On the use of argumentation in agreement technologies
(Henry Prakken)

Agents need argumentation (i) for their internal reasoning and (ii) for their interaction with other agents. Explaining basic things about argumentation process: argument attacks. The situation of the dialog can be modeled in a graph colored by defining in and out arguments (Dung, 1995). And there is a sound and complete game that allows to determine if an argument is feasible or not without having to calculate the entire network: an argument A is feasible when there is a winning strategy for A follow.ing the game rules.

Problem: it is asumed that all information is centralized and static (a single theory -KB-) So dialogue game systems are developed. He’s using the Walton & Kreebe dialogue types (without eristic :-) I’ve seen this a lot of times already.

An Interesting thing: blocking behavior (always asking why) It can be solve by using sanctions:
social sanctions (i wont talk you any more)
shift of burden of proof by a third party (referee): q since r // why r? // referee: you must defend not-r

I already knew most of these things (thanks to Stella)

«Prof. Kripke, let me introduce Prof. Nash», or
Logic for Automated Mechanism Design
(Mike Wooldridge)

In MAS the interaction is done by mechanisms = protocol + self-interest and agents are the participants in these mechanisms. So mech. can’t be treated as simple protocols. (ex. sniping in eBay -bidding in the last 5 min. trying to be the last bidder-). A MAS can predict the sniping behav. of users in eBay?  The environment of an agent is a mechanism too, that contains other agents that act strategically to achieve their own goals

The formalization used is ATL (alternate-time logic), introduced in 1997 top analyze games. It defines a branching-time model as a graph and CTL is the logic used to talk about branching-time structures, extending propositional logic with path quantifiers (A,E) and tense modalities (F, G, X, U).
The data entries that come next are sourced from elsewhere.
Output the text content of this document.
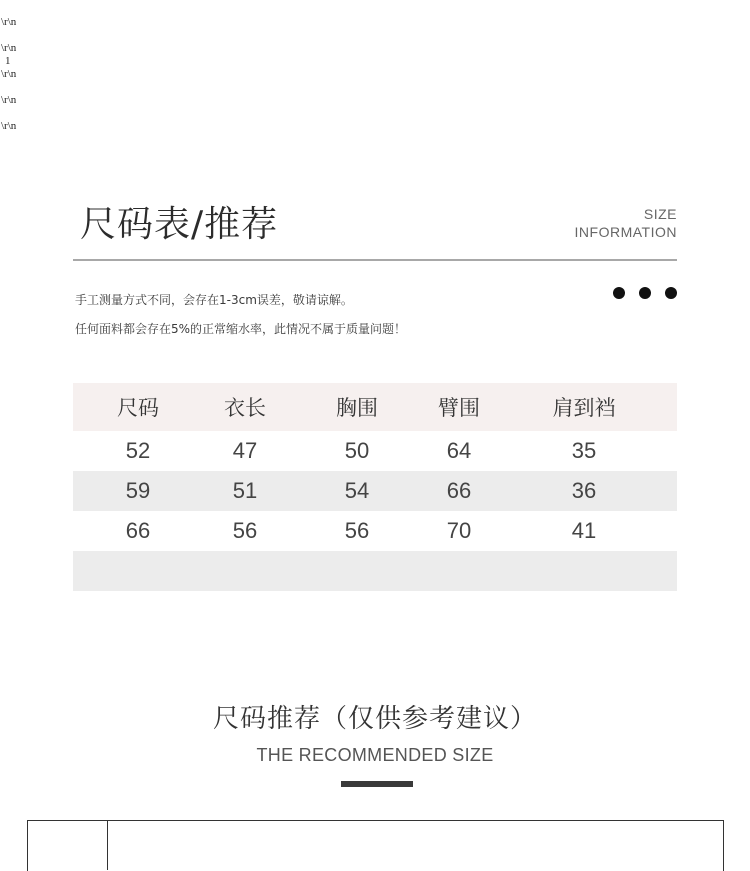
\r\n
\r\n
1
\r\n
\r\n
\r\n
尺码表/推荐	SIZE
INFORMATION
手工测量方式不同，会存在1-3cm误差，敬请谅解。
任何面料都会存在5%的正常缩水率，此情况不属于质量问题！
尺码	衣长	胸围	臂围	肩到裆
52	47	50	64	35
59	51	54	66	36
66	56	56	70	41
尺码推荐（仅供参考建议）
THE RECOMMENDED SIZE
CTL sais when something is inevitable or possible, but it hasn’t notion of strategy action nor agency (it’s a problem to model mechanisms…. and service-based applications too). ATL is intended to overcome these limitations. The basic expression is

\(\langle \langle C \rangle \rangle \phi\)
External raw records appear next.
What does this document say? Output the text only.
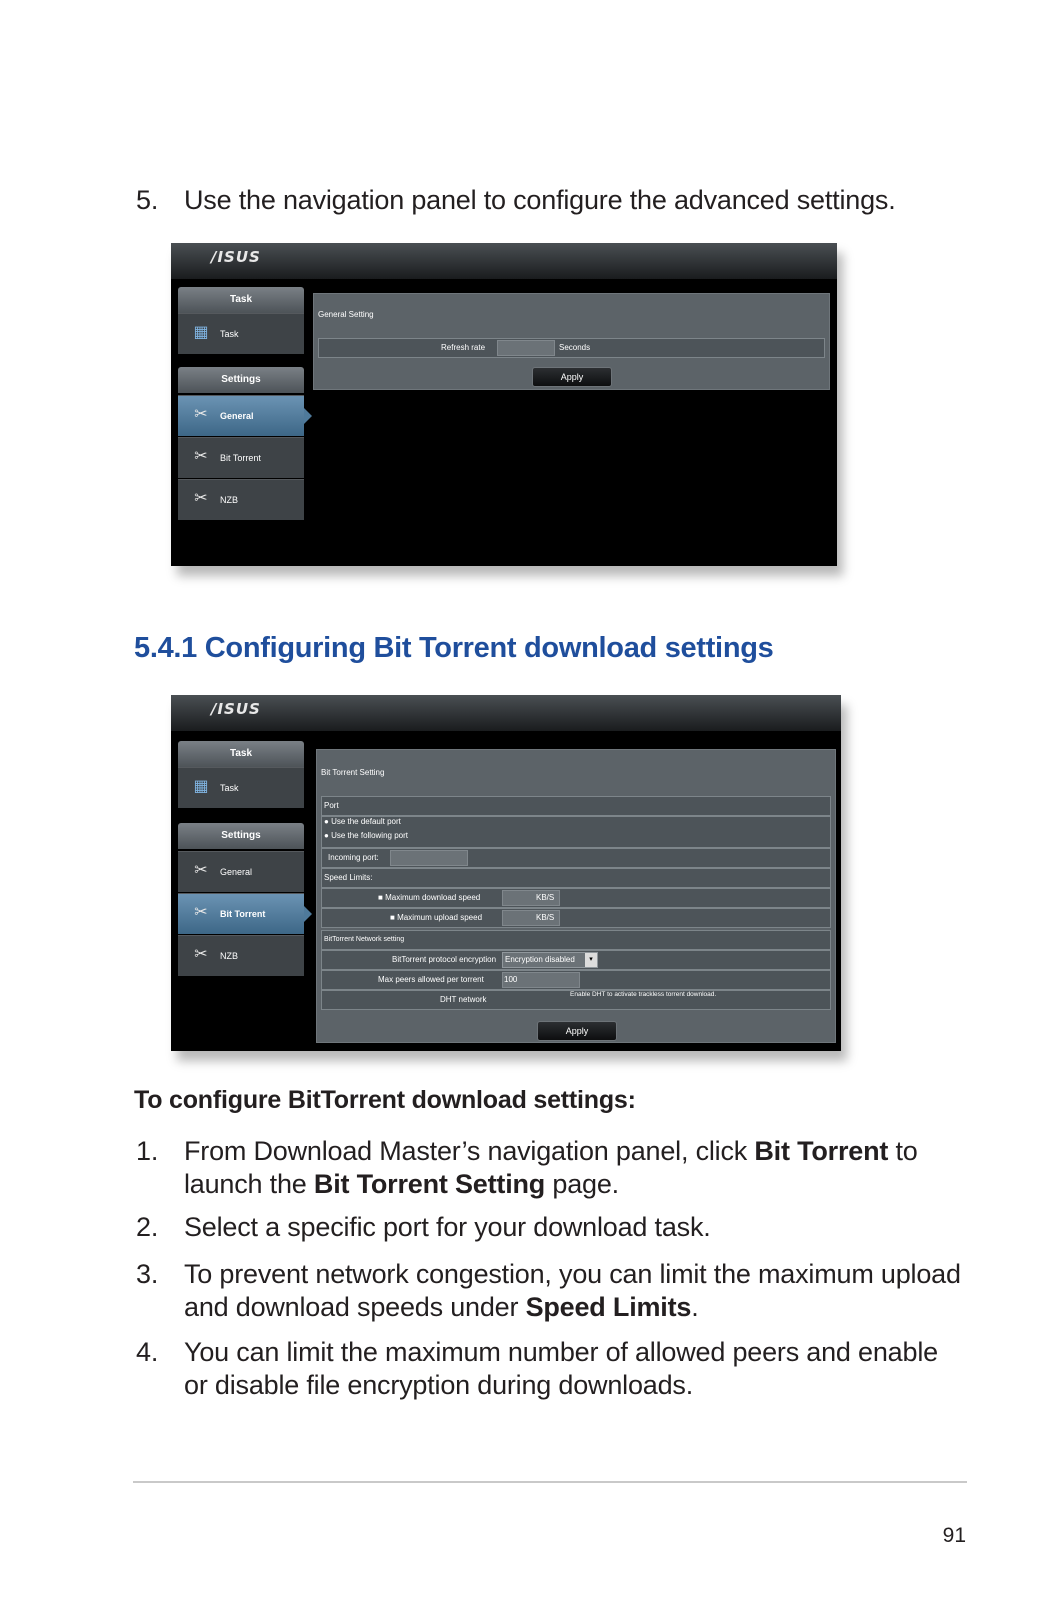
5. Use the navigation panel to configure the advanced settings.
/ISUS
Task
▦	Task
Settings
✂	General
✂	Bit Torrent
✂	NZB
General Setting
Refresh rate	Seconds
Apply
5.4.1 Configuring Bit Torrent download settings
/ISUS
Task
▦	Task
Settings
✂	General
✂	Bit Torrent
✂	NZB
Bit Torrent Setting
Port
● Use the default port
● Use the following port
Incoming port:
Speed Limits:
■ Maximum download speed	KB/S
■ Maximum upload speed	KB/S
BitTorrent Network setting
BitTorrent protocol encryption	Encryption disabled	▾
Max peers allowed per torrent	100
DHT network
Enable DHT to activate trackless torrent download.
Apply
To configure BitTorrent download settings:
1. From Download Master’s navigation panel, click Bit Torrent to launch the Bit Torrent Setting page.
2. Select a specific port for your download task.
3. To prevent network congestion, you can limit the maximum upload and download speeds under Speed Limits.
4. You can limit the maximum number of allowed peers and enable or disable file encryption during downloads.
91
meaning «coalition C can cooperate to ensure that \(\phi\). The idea is that, using coalitions, we can model who is going to achieve a property (a coalition can be an individual entity or even an empty set -modeling ‘nature’-). An example about social choice (voting) mechanism. Now, mechanisms can be validated.The logic can capture dependencies among agents, as stressfulness (all goals met), veto (j needs i to achieve its goal), mutual dependence (all agents are mutual dependence… veto relationship)

(note: but we can’t model actions yet, so I guess it isn’t useful for us)

A concrete application about social laws (normative systems). Objectives will be ATL formulae \(phi\) and mechanisms are behavioral constraints \(\beta\) To avoid undesirable behaviors, we have to cut out some transitions. An effective social law \((\phi,\beta) \models \phi\). But compute this is a NP-hard problem. An example with the typical train organization in a tunnel. But you cannot model just the properties you want to avoid. The properties you want to preserve have to be modeled too in order to have system doing useful things.

But, what to do with non-compliance? The idea isto incentive compatibility and, to do this, we need preferences (a prioritized list of goal formulae). I like this idea: the utility of the agent comes from this list, from a worst (and weak) rule to the best (and stronger) rule. For instance, related with resources, have it assigned often and for a long time.